25. Oktober 2017 - 16:18 Uhr

14,6 Prozent aller Kinder und Jugendlichen leben in Hartz-IV-Haushalten

Traurige Zahlen: Der Anteil der Kinder, die auf Hartz IV angewiesen sind, hat einen neuen Höchststand erreicht. Insgesamt lebten im Juni 2017 rund 1,95 Millionen Kinder und Jugendliche in Hartz-IV-Haushalten - über 100.000 mehr als im Vorjahr. Das entspricht 14,6 Prozent aller Kinder und Jugendlichen in Deutschland. Zwölf Monate zuvor waren es noch 13,8 Prozent.

Niedrige Hartz-IV-Quoten in Bayern – höchste Quote in Gelsenkirchen

Flüchtlinge am Bahnhof in Berlin-Schönefeld DEU, Deutschland, Germany, Berlin, 29.12.2015: Ankunft von Flüchtlingen im Bahnhof Schönefeld. Eine Familie mit zwei Kindern wartet auf den Bus, der sie in die Flüchtlingsunterkunft bringen wird. Kind mit r
Ausländische Kinder sind besonders oft betroffen.
© imago/Jens Jeske, imago stock&people

Diese Zahlen gab die Hans-Böckler-Stiftung unter Berufung auf Daten der Bundesagentur für Arbeit bekannt. Nach Einschätzung der Stiftung ist der Anstieg eine Folge der Zuwanderung, vor allem von Flüchtlingen, seit dem Jahr 2012. Die Zahl ausländischer Kinder, die auf Hartz IV angewiesen seien, habe sich seit Dezember 2011 auf über 580.000 verdoppelt.

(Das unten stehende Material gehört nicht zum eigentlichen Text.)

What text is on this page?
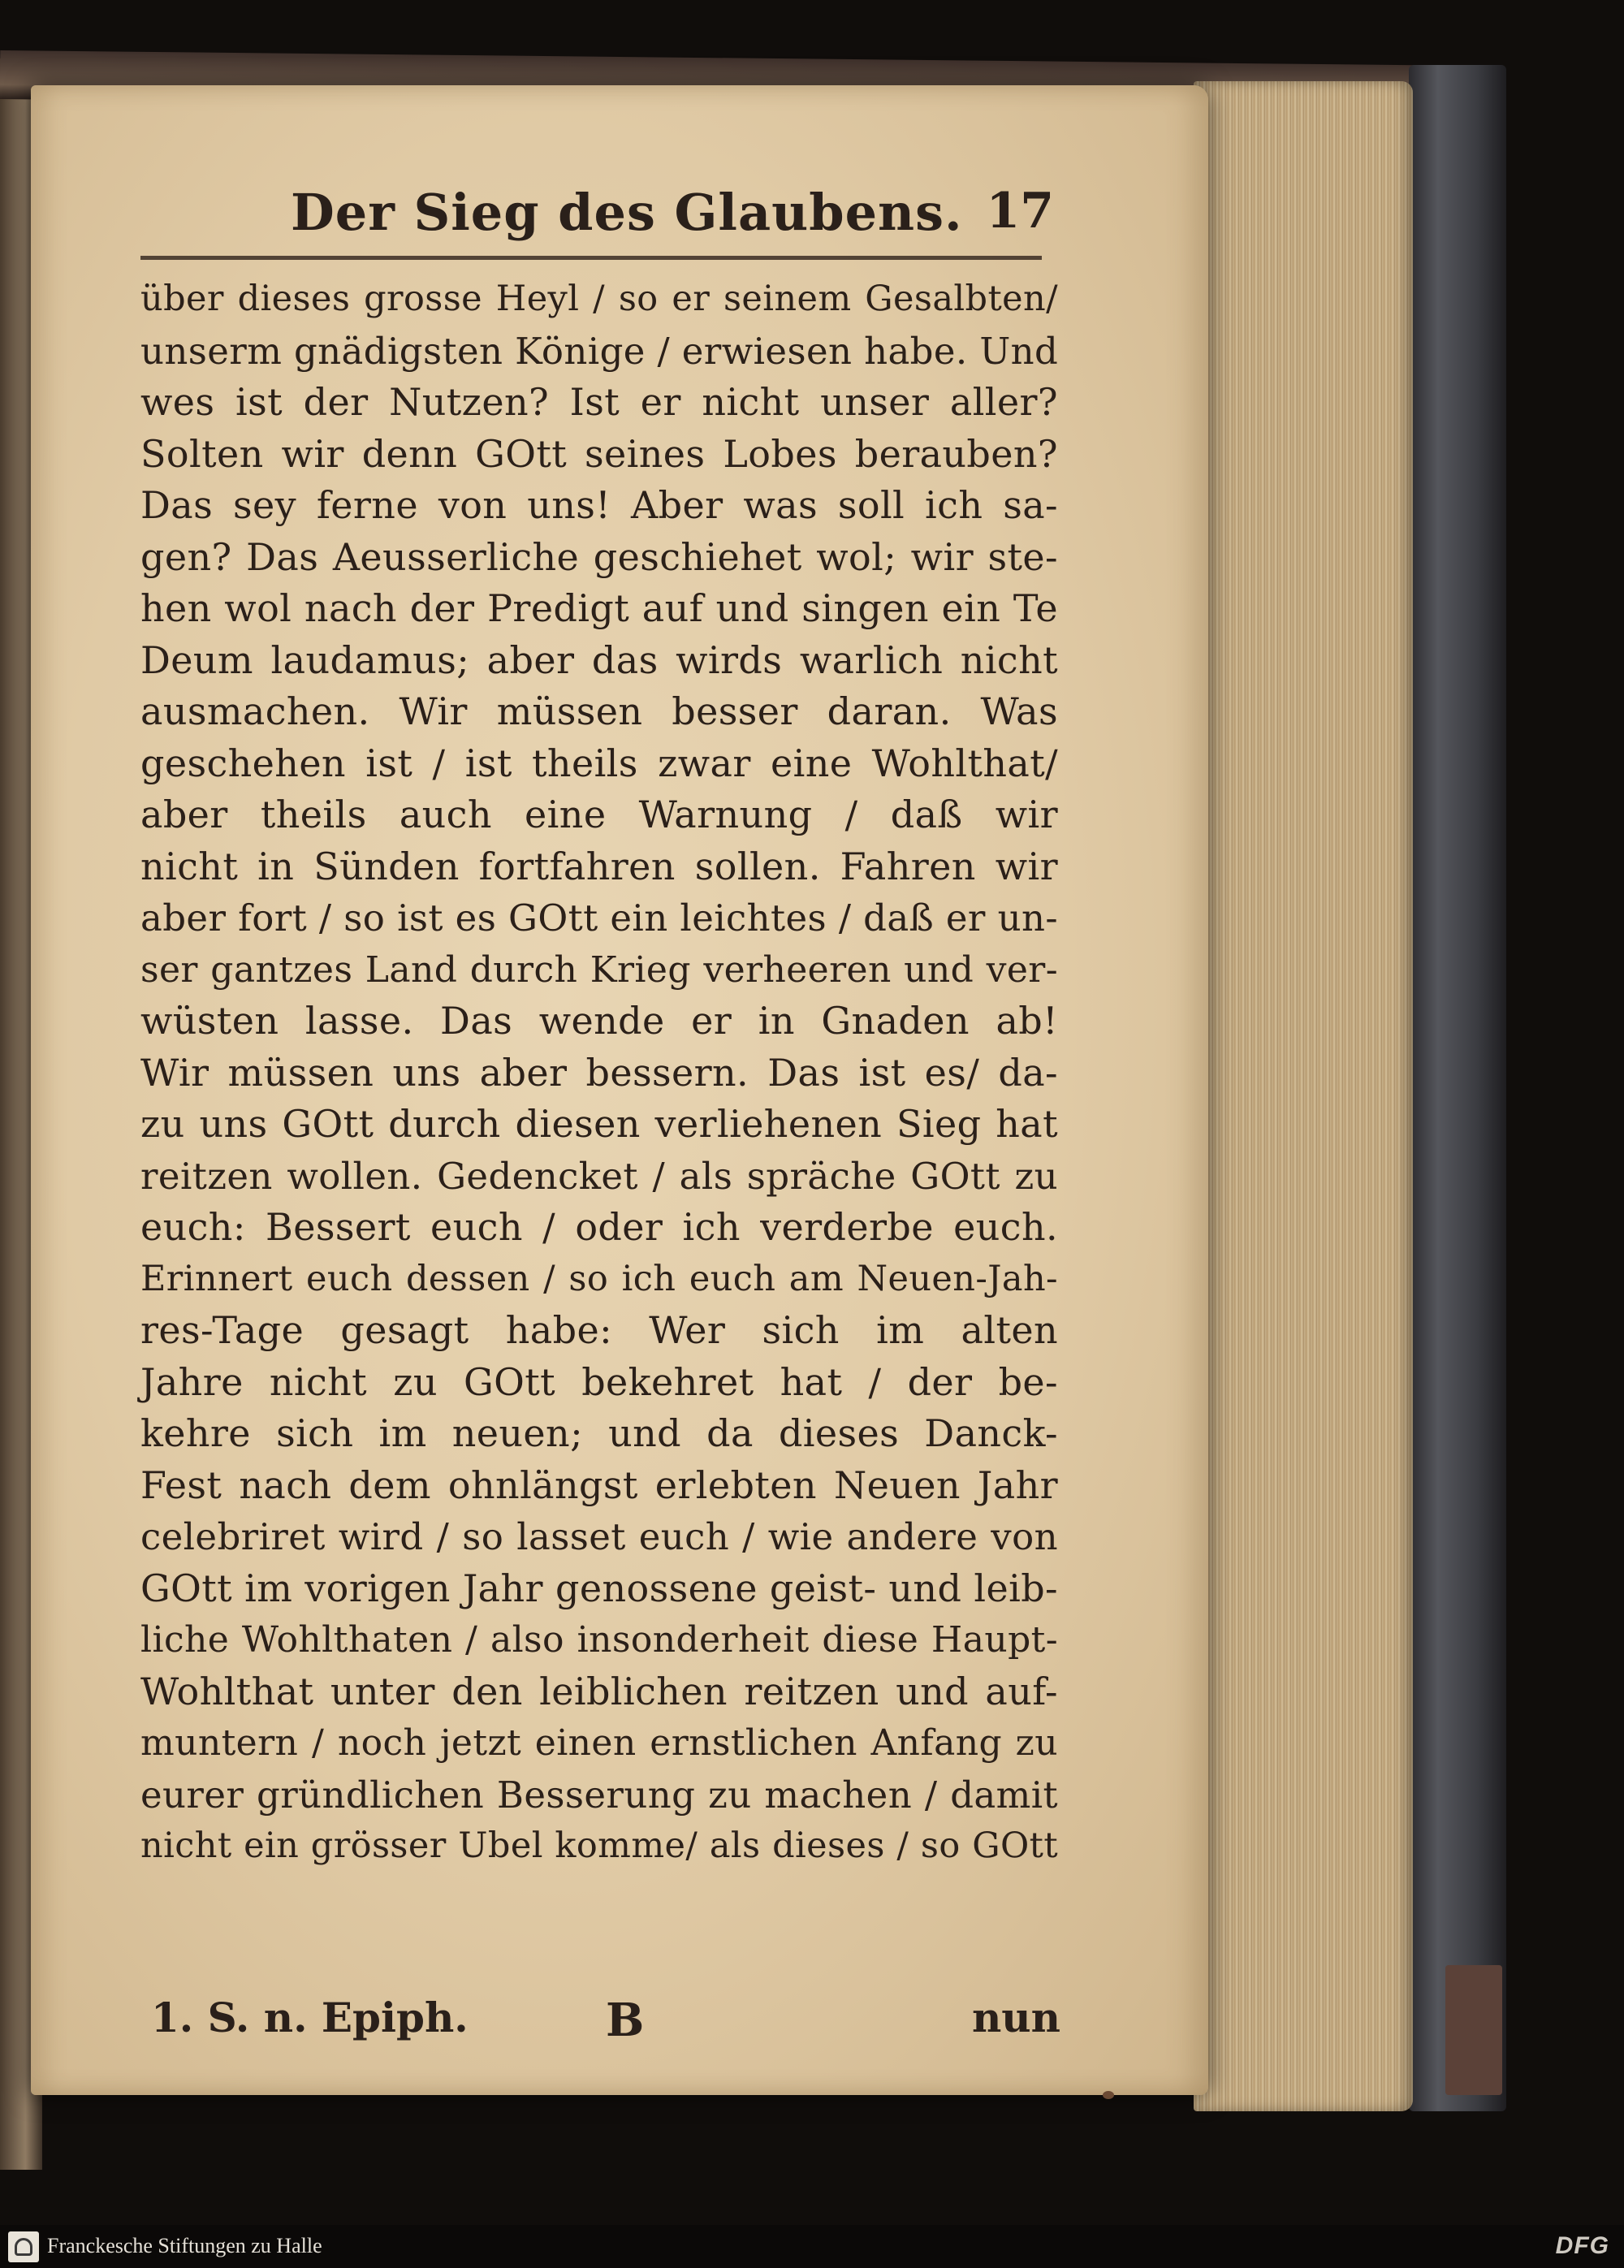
Der Sieg des Glaubens. 17
über dieses grosse Heyl / so er seinem Gesalbten/
unserm gnädigsten Könige / erwiesen habe. Und
wes ist der Nutzen? Ist er nicht unser aller?
Solten wir denn GOtt seines Lobes berauben?
Das sey ferne von uns! Aber was soll ich sa-
gen? Das Aeusserliche geschiehet wol; wir ste-
hen wol nach der Predigt auf und singen ein Te
Deum laudamus; aber das wirds warlich nicht
ausmachen. Wir müssen besser daran. Was
geschehen ist / ist theils zwar eine Wohlthat/
aber theils auch eine Warnung / daß wir
nicht in Sünden fortfahren sollen. Fahren wir
aber fort / so ist es GOtt ein leichtes / daß er un-
ser gantzes Land durch Krieg verheeren und ver-
wüsten lasse. Das wende er in Gnaden ab!
Wir müssen uns aber bessern. Das ist es/ da-
zu uns GOtt durch diesen verliehenen Sieg hat
reitzen wollen. Gedencket / als spräche GOtt zu
euch: Bessert euch / oder ich verderbe euch.
Erinnert euch dessen / so ich euch am Neuen-Jah-
res-Tage gesagt habe: Wer sich im alten
Jahre nicht zu GOtt bekehret hat / der be-
kehre sich im neuen; und da dieses Danck-
Fest nach dem ohnlängst erlebten Neuen Jahr
celebriret wird / so lasset euch / wie andere von
GOtt im vorigen Jahr genossene geist- und leib-
liche Wohlthaten / also insonderheit diese Haupt-
Wohlthat unter den leiblichen reitzen und auf-
muntern / noch jetzt einen ernstlichen Anfang zu
eurer gründlichen Besserung zu machen / damit
nicht ein grösser Ubel komme/ als dieses / so GOtt
1. S. n. Epiph.	B	nun
Franckesche Stiftungen zu Halle	DFG
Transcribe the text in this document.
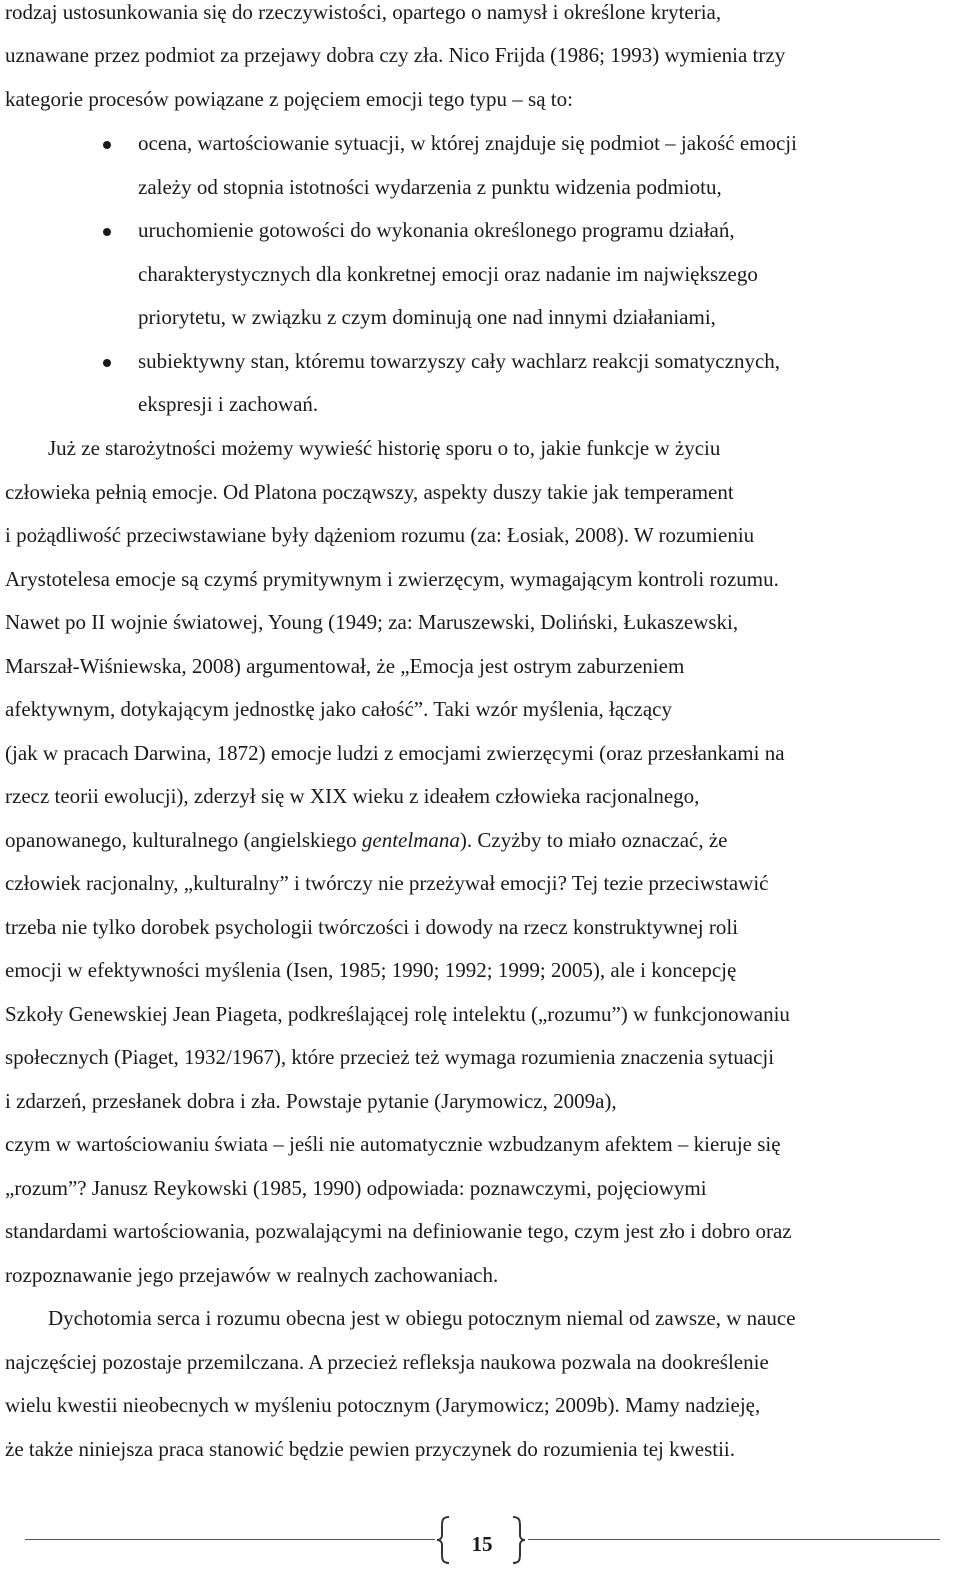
rodzaj ustosunkowania się do rzeczywistości, opartego o namysł i określone kryteria,
uznawane przez podmiot za przejawy dobra czy zła. Nico Frijda (1986; 1993) wymienia trzy
kategorie procesów powiązane z pojęciem emocji tego typu – są to:
ocena, wartościowanie sytuacji, w której znajduje się podmiot – jakość emocji
zależy od stopnia istotności wydarzenia z punktu widzenia podmiotu,
uruchomienie gotowości do wykonania określonego programu działań,
charakterystycznych dla konkretnej emocji oraz nadanie im największego
priorytetu, w związku z czym dominują one nad innymi działaniami,
subiektywny stan, któremu towarzyszy cały wachlarz reakcji somatycznych,
ekspresji i zachowań.
Już ze starożytności możemy wywieść historię sporu o to, jakie funkcje w życiu
człowieka pełnią emocje. Od Platona począwszy, aspekty duszy takie jak temperament
i pożądliwość przeciwstawiane były dążeniom rozumu (za: Łosiak, 2008). W rozumieniu
Arystotelesa emocje są czymś prymitywnym i zwierzęcym, wymagającym kontroli rozumu.
Nawet po II wojnie światowej, Young (1949; za: Maruszewski, Doliński, Łukaszewski,
Marszał-Wiśniewska, 2008) argumentował, że „Emocja jest ostrym zaburzeniem
afektywnym, dotykającym jednostkę jako całość”. Taki wzór myślenia, łączący
(jak w pracach Darwina, 1872) emocje ludzi z emocjami zwierzęcymi (oraz przesłankami na
rzecz teorii ewolucji), zderzył się w XIX wieku z ideałem człowieka racjonalnego,
opanowanego, kulturalnego (angielskiego gentelmana). Czyżby to miało oznaczać, że
człowiek racjonalny, „kulturalny” i twórczy nie przeżywał emocji? Tej tezie przeciwstawić
trzeba nie tylko dorobek psychologii twórczości i dowody na rzecz konstruktywnej roli
emocji w efektywności myślenia (Isen, 1985; 1990; 1992; 1999; 2005), ale i koncepcję
Szkoły Genewskiej Jean Piageta, podkreślającej rolę intelektu („rozumu”) w funkcjonowaniu
społecznych (Piaget, 1932/1967), które przecież też wymaga rozumienia znaczenia sytuacji
i zdarzeń, przesłanek dobra i zła. Powstaje pytanie (Jarymowicz, 2009a),
czym w wartościowaniu świata – jeśli nie automatycznie wzbudzanym afektem – kieruje się
„rozum”? Janusz Reykowski (1985, 1990) odpowiada: poznawczymi, pojęciowymi
standardami wartościowania, pozwalającymi na definiowanie tego, czym jest zło i dobro oraz
rozpoznawanie jego przejawów w realnych zachowaniach.
Dychotomia serca i rozumu obecna jest w obiegu potocznym niemal od zawsze, w nauce
najczęściej pozostaje przemilczana. A przecież refleksja naukowa pozwala na dookreślenie
wielu kwestii nieobecnych w myśleniu potocznym (Jarymowicz; 2009b). Mamy nadzieję,
że także niniejsza praca stanowić będzie pewien przyczynek do rozumienia tej kwestii.
15
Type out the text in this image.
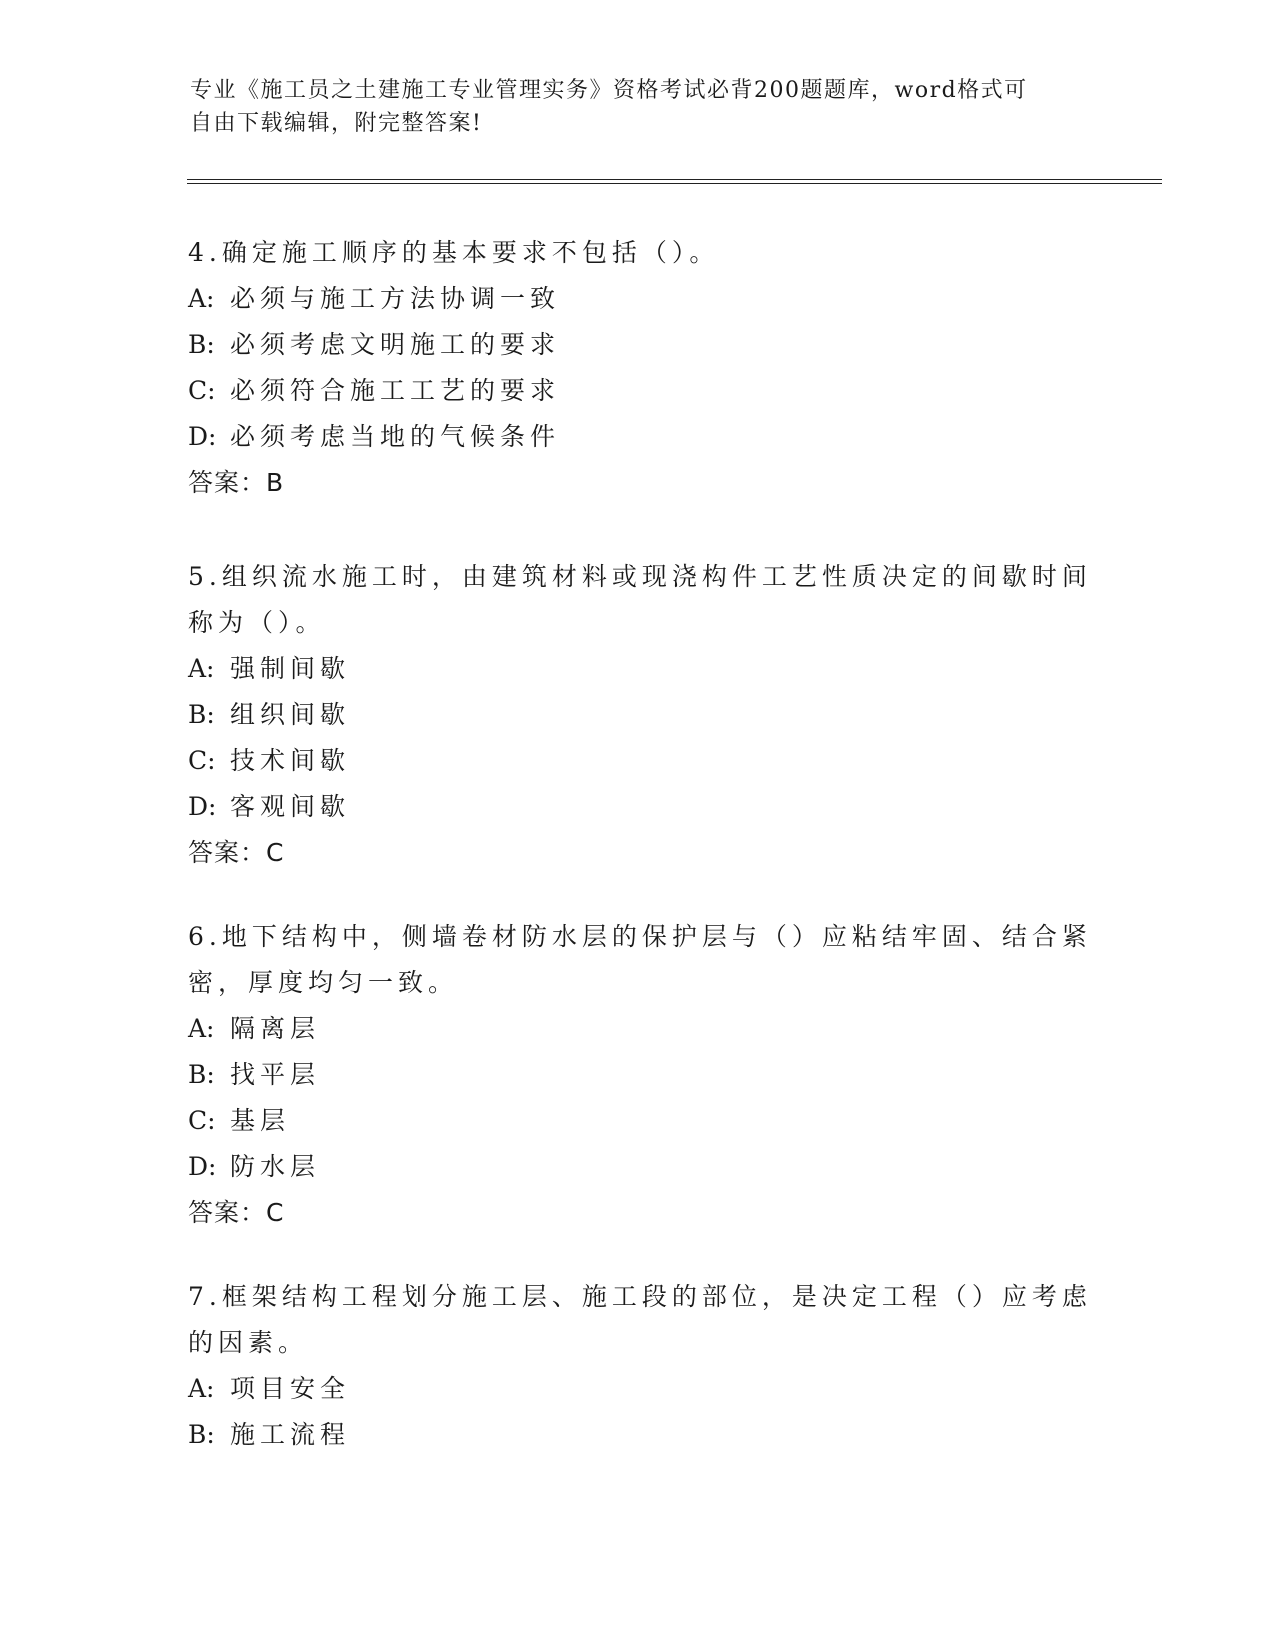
专业《施工员之土建施工专业管理实务》资格考试必背200题题库，word格式可
自由下载编辑，附完整答案!
4.确定施工顺序的基本要求不包括（）。
A: 必须与施工方法协调一致
B: 必须考虑文明施工的要求
C: 必须符合施工工艺的要求
D: 必须考虑当地的气候条件
答案：B
5.组织流水施工时，由建筑材料或现浇构件工艺性质决定的间歇时间
称为（）。
A: 强制间歇
B: 组织间歇
C: 技术间歇
D: 客观间歇
答案：C
6.地下结构中，侧墙卷材防水层的保护层与（）应粘结牢固、结合紧
密，厚度均匀一致。
A: 隔离层
B: 找平层
C: 基层
D: 防水层
答案：C
7.框架结构工程划分施工层、施工段的部位，是决定工程（）应考虑
的因素。
A: 项目安全
B: 施工流程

Die Zahl der Kinder mit deutscher Staatsangehörigkeit in Hartz-IV-Haushalten sei dagegen gesunken. Regional konzentrierte sich die Zunahme auf Westdeutschland. Nach wie vor sind die regionalen Unterschiede jedoch groß. Die höchsten Hartz-IV-Quoten unter Minderjährigen wiesen Gelsenkirchen (41 Prozent), Bremerhaven, (36,1 Prozent) und Halle an der Saale (34,3) Prozent auf. Am niedrigsten lagen die Quoten in den bayerischen Gemeinden Pfaffenhofen an der Ilm, Eichstätt und Donau-Ries mit Werten zwischen 2,2 und 2,5 Prozent.

Bertelsmann-Stiftung: "Wer einmal arm ist, bleibt lange arm"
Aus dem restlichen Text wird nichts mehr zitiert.